During a recent earnings call, the company’s CEO Matthew Bromberg teased a new version of its AI tool that he claims, while somehow maintaining a straight face, will eliminate the need for coding in game development. Now, any schmuck can prompt their way to being the next Hideo Kojima or Sam Lake. In theory, anyway.
“At the Game Developer Conference in March, we’ll be unveiling a beta of the new upgraded Unity AI, which will enable developers to prompt full casual games into existence with natural language only, native to our platform — so it’s simple to move from prototype to finished product,” Bromberg said, as quoted by Game Developer.
“This assistant will be powered by our unique understanding of the project context and our runtime, while leveraging the best frontier models that exist,” he continued. “We believe together this combination will provide more efficient, more effective results to game developers than general-purpose models alone.”
The announcement represents a bold if not questionable double-down by Unity. A survey conducted by Game Developer found that over half of game workers think generative AI is bad for the industry. It’s also a massive reputational risk: pretty much any time a game gets caught using the tech becomes fuel for controversy. Underscoring its contentiousness, the video game storefront Steam requires developers disclose if their titles use any AI-generated content.
There’s also a growing pile of evidence suggesting that AI tools don’t improve productivity — or at least not without sacrificing quality or morale — with many programmers finding that AI coding tools are too error prone to be worth the hassle.

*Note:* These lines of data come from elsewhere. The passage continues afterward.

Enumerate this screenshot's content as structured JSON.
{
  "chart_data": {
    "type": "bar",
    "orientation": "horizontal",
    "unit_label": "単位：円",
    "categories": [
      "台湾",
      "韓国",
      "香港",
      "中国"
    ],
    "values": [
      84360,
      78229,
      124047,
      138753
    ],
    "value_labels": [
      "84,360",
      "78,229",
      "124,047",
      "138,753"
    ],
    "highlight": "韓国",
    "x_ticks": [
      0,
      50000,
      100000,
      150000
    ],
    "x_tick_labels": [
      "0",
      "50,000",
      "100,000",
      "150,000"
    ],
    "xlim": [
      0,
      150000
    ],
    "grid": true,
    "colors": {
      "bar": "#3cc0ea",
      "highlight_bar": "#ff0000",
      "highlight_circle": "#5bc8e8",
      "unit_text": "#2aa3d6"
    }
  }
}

And that’s with people who have the experience to recognize where the tech falls short. Unity is probably aiming at developers who don’t know any better, or the clueless, dollar-sign-for-eyes bosses who will force it on their underlings. (This is a common trait among AI evangelists, newly converted or otherwise: Nvidia CEO Jensen Huang, for example, fumed that any employee who didn’t use AI to automate every possible task was “insane,” after some of his managers recommended dialing back AI usage. Another CEO bragged that he fired 80 percent of his staff because they weren’t as enthusiastic about AI as he was.)
Unity, however, is pushing AI for a supposedly beneficent purpose: to “democratize” game development.
“Our goal is to remove as much friction from the creative process as possible, becoming the universal bridge between the first spark of creativity and a successful, scalable, and enduring digital experience,” Bromberg said.
We’re not holding our breath for anything good to come of it.